The Moor Unhinged
Jealousy, racism, deception and betrayal. Sounds like a recipe for the latest HBO series…sort of like The Borgias…only steamier. No, it’s not that at all. It’s The Tragedy of Othello, the Moor of Venice, written perhaps in 1603, and now given a new spin at a 90-minute performance at the new amphitheater at the Hudson River Museum on Saturday night, July 13th. Directed by Chris Edwards, seven actors play all the parts. That is a signature aspect of the Hudson Valley Shakespeare Festival, now in season at Boscobel Mansion in Garrison. It is the story of a guy driven to murder his beautiful wife Desdemona because he believes unwittingly that she is unfaithful.

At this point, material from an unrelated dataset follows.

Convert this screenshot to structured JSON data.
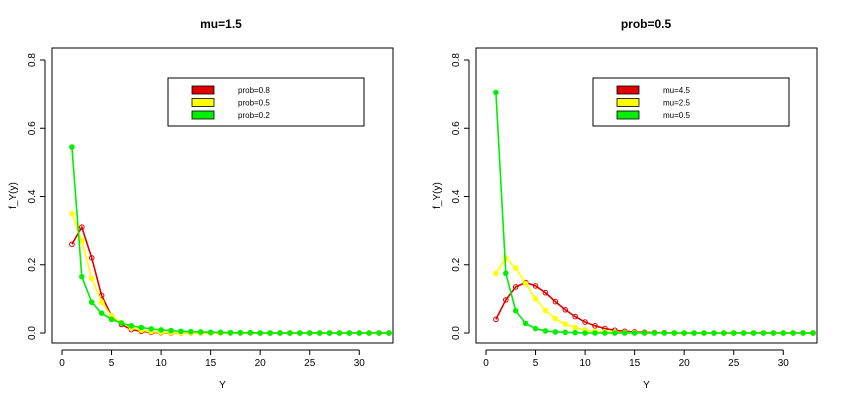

Now who does that sound like? Unfortunately, too many of the men who are headlined in the news in domestic abuse cases. So prepare to be both entertained and educated too, because this is an epidemic in our own society.
This Othello is an updated modern version of this classic universal story with settings in two military camps, one in Venice and one in Cyprus. Hudson Valley Shakespeare has performed it in schools with such convincing reality that, according to Maggie Whitlum, Executive Director, “The kids didn’t believe the actors weren’t soldiers. It is power politics at its most evil with innocent people drawn into destruction, sexual and racial jealousy and violence, so real that the kids were shocked.” And yes there are lessons in this myth that are only too real. One of them is the danger of lying. What puzzled me is that with all the violence teenagers see in movies and on TV, why were the kids so shocked? Says Whitlum: “That’s the value of live performance. It is real, the audience is not shielded by a screen. They are in the same room and engaged with the actors.” The performance on Saturday night begins at 7pm and ends with a discussion with the actors.